Ukraine’s westernmost regions, which border Hungary, are home to some 150,000 ethnic Hungarians, many of whom are Roma who share Hungarian language and culture. While Russia’s invasion has not yet extended to Transcarpathia, which is separated from the rest of Ukraine by the Carpathian Mountains, many have decided not to wait for the situation to get worse.
According to UNHCR, the U.N. refugee agency, more than 1.2 million people have left Ukraine since the fighting began on Feb. 24, an exodus without precedent in Europe this century for its speed. The agency says over 144,000 of those refugees have fled to Hungary.
Kovacs said in addition to providing accommodation and food to the refugee family, he aimed to offer them spiritual assistance as well — adding they can stay as long as they want.
“Ordinary people are the losers when leaders can’t agree. They’re the ones who really lose a lot,” he said. “That’s why here we try to help people, not only financially, physically, but also mentally.”

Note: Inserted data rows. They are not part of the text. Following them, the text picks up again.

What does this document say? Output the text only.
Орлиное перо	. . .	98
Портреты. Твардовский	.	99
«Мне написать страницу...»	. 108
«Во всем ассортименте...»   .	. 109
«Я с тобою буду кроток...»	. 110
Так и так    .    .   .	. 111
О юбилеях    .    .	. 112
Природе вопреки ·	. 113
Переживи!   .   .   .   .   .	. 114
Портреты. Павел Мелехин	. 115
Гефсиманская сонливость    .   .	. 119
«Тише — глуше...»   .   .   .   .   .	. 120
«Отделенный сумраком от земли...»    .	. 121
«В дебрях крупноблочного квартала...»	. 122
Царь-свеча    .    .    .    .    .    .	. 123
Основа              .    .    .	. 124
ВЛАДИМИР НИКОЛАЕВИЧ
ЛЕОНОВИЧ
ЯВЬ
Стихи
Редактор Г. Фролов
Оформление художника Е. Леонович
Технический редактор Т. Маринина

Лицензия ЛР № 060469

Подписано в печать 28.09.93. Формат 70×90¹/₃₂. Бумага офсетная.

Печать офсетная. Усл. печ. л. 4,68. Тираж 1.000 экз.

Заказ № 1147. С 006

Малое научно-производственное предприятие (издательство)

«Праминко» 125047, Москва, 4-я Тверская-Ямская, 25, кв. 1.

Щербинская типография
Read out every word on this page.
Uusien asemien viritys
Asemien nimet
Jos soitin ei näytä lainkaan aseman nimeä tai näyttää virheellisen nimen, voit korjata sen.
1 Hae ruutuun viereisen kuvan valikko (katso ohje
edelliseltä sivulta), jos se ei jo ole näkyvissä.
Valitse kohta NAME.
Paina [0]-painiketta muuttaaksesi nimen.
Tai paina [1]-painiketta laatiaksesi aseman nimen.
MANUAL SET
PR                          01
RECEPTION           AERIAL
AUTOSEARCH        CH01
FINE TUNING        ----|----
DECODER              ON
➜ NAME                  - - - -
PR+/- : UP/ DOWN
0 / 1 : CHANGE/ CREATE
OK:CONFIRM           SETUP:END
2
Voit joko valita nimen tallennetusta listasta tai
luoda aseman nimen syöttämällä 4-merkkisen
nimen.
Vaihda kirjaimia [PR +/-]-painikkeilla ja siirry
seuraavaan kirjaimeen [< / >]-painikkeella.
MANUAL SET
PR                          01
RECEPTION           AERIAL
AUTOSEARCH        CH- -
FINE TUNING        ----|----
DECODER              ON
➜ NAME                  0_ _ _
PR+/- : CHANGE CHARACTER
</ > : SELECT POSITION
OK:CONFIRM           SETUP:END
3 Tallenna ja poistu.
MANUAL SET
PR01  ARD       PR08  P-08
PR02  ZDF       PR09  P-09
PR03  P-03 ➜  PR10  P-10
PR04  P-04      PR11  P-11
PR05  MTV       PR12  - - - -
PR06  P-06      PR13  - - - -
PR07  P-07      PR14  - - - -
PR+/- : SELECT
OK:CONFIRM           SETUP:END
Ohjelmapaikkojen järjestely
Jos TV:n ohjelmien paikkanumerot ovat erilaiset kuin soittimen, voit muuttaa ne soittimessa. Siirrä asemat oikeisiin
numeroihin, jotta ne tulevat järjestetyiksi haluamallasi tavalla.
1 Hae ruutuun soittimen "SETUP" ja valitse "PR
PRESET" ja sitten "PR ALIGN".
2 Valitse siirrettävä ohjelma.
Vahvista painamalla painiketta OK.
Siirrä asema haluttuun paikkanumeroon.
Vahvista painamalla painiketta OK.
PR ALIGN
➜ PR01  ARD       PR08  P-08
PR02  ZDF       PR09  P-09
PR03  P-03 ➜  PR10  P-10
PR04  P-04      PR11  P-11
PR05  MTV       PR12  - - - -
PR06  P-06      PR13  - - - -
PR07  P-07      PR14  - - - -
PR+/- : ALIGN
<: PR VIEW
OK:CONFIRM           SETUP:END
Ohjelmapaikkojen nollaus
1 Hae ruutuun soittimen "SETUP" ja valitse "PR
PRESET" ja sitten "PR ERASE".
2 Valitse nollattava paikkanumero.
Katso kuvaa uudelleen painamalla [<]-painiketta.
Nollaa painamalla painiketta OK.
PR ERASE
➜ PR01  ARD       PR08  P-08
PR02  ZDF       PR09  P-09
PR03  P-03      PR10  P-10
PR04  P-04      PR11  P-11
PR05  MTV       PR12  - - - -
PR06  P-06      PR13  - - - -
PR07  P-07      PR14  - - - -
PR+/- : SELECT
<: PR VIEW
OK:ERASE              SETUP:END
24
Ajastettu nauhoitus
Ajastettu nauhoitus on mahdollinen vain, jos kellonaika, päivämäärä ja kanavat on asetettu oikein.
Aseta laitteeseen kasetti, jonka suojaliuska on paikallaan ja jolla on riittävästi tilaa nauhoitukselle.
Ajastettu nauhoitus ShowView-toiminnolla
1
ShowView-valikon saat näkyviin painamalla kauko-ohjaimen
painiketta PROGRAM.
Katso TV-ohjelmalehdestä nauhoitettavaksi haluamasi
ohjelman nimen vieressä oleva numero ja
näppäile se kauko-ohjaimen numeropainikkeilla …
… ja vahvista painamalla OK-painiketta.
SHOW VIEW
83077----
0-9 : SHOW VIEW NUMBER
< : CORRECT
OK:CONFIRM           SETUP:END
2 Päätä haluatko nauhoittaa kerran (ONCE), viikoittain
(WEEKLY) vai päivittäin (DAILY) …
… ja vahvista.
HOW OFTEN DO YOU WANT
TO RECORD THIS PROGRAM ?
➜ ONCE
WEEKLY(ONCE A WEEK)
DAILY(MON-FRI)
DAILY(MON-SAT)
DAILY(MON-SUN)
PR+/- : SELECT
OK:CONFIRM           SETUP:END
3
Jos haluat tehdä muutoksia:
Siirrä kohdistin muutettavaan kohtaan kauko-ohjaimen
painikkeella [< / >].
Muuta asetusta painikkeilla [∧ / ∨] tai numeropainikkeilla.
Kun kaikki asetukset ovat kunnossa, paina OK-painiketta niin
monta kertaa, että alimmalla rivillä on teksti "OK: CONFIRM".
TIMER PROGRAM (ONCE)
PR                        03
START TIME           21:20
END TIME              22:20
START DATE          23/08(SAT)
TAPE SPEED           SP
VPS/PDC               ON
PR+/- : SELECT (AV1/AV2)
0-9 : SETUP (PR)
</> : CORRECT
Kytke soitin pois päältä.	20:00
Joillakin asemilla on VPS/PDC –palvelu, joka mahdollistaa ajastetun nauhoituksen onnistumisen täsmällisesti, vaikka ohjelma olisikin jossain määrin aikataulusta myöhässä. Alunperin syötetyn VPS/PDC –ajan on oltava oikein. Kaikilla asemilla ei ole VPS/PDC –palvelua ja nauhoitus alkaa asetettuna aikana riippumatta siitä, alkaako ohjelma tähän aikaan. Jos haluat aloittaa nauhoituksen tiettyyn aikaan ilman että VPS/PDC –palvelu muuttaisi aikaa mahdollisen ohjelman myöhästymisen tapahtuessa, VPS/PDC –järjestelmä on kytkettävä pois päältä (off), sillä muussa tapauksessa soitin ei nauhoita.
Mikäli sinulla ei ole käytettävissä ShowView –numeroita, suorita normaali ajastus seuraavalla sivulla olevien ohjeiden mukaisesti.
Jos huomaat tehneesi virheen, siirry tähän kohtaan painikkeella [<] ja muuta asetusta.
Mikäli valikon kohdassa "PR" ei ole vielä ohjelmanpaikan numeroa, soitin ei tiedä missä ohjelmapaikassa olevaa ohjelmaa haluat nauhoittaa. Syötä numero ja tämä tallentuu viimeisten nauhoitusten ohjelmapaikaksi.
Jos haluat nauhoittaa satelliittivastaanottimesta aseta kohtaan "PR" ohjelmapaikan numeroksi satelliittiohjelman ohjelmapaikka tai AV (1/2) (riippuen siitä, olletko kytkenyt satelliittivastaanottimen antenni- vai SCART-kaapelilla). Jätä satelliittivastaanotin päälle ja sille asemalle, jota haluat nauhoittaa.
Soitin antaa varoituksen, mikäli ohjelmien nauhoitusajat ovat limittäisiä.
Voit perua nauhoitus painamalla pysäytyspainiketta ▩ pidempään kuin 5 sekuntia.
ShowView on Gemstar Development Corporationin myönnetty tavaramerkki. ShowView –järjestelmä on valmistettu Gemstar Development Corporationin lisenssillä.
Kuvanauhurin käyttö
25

Kulcsar, the mother of four, said she left Ukraine to ensure the safety of her 9-year-old daughter, Klara, who suffers from a chronic heart valve disease.
“I had to make a decision to keep my daughter safe because I was afraid that if she got worse, I wouldn’t be able to find a doctor,” she said.
In a huge policy shift, Hungary’s government, which has been strongly anti-immigration for years, has said it will allow all citizens and legal residents of Ukraine to enter the country.
Ukraine’s government has prohibited men aged 18 to 60 from leaving, but two of the men from the Roma family were already working in Hungary when the war began. Now they have joined their relatives at the church in Uszka, swelling the family to 29.
While it was good to be all together, Kulcsar said the decision to flee was wrenching.
“It was very difficult to leave our home. After we left, I looked back and saw that some people had not yet left. But I have children, I feared for them more than anyone,” she said.